Figure 2Mouse results. BioCreAtIvE task 1B results for mouse and the impact of curation on exact search and the ProMiner approach. ES: Exact search; PM: ProMiner; cur.: fully curated synonym list; orig. syn. list: original synonym list as provided by organizers. For the exact search, the submitted results were obtained with the fully curated synonym list and the fully curated synonym list with subsequent application of the rule-based post filter. The results of exact matching of the original synonym list, and lists obtained from the two intermediate curation steps are also shown. For ProMiner, the results of the approximate search alone (PM search) and the results of the ProMiner framework (i.e. approximate search plus filtering and disambiguation) with optimal parameter setting are shown. The submitted results (PM results) were obtained with the entire ProMiner framework, the same fully curated synonym list and different sets of parameters [12]. The fully curated synonym lists used for exact search and the ProMiner approach were the same except ambiguous synonyms.
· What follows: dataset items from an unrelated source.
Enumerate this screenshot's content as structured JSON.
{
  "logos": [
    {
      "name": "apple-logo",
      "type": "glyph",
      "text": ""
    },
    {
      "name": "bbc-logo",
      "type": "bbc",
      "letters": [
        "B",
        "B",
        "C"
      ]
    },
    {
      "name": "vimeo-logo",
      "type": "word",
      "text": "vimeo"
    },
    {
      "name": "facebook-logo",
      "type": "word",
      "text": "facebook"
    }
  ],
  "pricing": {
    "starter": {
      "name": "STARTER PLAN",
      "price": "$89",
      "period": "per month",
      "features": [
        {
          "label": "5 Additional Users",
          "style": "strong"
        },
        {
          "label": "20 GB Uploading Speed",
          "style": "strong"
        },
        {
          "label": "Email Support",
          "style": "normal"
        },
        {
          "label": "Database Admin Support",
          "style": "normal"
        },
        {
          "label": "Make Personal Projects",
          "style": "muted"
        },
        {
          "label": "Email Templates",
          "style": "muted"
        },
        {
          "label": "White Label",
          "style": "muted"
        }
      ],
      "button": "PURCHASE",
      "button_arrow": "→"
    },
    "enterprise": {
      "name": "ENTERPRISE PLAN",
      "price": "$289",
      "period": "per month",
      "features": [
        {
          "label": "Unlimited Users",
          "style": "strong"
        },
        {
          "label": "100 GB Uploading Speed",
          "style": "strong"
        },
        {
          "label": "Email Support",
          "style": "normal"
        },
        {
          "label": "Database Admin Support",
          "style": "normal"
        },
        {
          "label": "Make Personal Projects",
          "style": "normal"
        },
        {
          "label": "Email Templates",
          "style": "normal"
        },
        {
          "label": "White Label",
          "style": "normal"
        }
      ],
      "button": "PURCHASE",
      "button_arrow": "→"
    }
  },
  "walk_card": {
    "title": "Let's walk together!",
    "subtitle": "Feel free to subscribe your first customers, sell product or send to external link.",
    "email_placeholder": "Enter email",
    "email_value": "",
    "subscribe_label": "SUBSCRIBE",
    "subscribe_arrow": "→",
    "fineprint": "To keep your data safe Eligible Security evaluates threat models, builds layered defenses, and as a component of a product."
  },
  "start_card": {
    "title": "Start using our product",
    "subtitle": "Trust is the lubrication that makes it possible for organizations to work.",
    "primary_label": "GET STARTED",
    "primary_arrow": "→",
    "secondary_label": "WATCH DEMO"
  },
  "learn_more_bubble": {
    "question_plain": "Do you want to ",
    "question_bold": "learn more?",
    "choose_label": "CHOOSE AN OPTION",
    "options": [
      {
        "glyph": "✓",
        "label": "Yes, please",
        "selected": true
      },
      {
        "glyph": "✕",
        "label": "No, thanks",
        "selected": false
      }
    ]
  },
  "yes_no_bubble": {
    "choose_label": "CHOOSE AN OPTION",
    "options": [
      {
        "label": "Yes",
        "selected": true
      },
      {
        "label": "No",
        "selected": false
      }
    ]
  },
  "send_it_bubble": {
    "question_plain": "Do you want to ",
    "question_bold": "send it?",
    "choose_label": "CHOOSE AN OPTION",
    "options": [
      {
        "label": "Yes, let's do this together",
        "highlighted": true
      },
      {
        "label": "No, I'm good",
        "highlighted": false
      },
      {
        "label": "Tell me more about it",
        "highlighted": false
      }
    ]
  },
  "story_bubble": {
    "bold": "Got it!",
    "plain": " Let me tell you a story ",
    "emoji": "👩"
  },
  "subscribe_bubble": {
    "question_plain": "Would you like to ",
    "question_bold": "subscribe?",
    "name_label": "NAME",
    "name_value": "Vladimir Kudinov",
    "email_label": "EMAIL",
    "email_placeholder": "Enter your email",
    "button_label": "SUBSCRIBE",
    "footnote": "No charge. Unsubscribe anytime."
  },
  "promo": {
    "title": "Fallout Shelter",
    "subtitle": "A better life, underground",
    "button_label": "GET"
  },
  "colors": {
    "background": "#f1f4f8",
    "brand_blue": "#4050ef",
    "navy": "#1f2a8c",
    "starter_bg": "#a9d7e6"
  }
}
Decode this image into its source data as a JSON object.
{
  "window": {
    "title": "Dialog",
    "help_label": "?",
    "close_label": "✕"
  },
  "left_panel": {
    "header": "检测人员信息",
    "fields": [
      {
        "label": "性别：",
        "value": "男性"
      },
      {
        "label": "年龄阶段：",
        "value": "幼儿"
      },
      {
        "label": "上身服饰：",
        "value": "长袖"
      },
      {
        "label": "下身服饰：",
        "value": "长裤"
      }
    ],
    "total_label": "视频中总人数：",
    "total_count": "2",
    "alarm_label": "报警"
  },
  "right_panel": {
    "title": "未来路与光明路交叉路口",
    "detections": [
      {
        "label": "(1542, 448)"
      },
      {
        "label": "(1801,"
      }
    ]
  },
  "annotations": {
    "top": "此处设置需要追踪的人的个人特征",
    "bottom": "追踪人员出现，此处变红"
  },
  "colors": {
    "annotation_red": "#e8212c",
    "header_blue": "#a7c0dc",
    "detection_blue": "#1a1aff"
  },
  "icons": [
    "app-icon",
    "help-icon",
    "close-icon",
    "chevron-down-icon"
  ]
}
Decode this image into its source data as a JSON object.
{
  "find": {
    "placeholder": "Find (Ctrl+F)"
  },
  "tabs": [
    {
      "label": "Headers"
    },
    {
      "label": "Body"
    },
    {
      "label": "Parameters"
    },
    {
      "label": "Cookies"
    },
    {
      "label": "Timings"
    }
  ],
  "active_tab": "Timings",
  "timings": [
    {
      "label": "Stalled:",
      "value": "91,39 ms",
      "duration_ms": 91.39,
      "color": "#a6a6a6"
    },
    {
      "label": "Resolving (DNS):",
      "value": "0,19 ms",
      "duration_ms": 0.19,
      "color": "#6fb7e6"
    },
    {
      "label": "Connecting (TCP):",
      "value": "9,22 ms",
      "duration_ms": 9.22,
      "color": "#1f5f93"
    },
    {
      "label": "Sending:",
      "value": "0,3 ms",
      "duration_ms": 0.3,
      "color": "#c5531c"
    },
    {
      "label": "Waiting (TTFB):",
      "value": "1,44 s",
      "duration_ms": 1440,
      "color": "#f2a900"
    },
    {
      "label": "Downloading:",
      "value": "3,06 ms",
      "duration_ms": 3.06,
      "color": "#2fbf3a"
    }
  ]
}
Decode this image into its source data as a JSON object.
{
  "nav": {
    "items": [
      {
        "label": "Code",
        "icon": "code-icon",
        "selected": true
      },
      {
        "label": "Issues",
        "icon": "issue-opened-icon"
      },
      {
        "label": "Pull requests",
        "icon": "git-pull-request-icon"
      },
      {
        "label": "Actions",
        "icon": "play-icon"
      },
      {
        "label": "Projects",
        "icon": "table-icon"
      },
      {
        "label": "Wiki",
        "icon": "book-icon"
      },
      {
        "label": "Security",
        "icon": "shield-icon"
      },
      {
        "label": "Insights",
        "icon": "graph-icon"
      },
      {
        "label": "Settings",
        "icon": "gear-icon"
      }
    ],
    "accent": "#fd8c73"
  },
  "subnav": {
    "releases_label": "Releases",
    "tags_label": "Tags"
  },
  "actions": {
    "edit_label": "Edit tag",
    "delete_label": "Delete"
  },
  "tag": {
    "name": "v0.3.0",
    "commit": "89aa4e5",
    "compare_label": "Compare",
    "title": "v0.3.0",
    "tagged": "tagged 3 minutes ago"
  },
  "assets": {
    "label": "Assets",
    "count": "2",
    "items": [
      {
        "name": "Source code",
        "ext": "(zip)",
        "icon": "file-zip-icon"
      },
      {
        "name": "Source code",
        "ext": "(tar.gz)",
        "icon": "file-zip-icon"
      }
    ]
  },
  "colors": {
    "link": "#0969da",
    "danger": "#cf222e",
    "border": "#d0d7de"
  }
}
Figure 3Fly results. Results for fly, obtained as post-evaluation of the BioCreAtIvE-assessment. The figure shows the results of exact matching of the synonym list as provided by the ProMiner-team (Exact search, orig. syn. list), exact matching of the curated synonym list and exact matching of the curated synonym list with subsequent application of the SVM-based post filter. All submitted ProMiner results were obtained with one synonym list, which we here refer to as 'original synonym list', but different parameter settings [12].
False positive matches: Types of errors and samples. Synonyms are marked in italics. The synonyms and matches are correct but the context reveals that they should not have been reported for BioCreAtIvE task 1B.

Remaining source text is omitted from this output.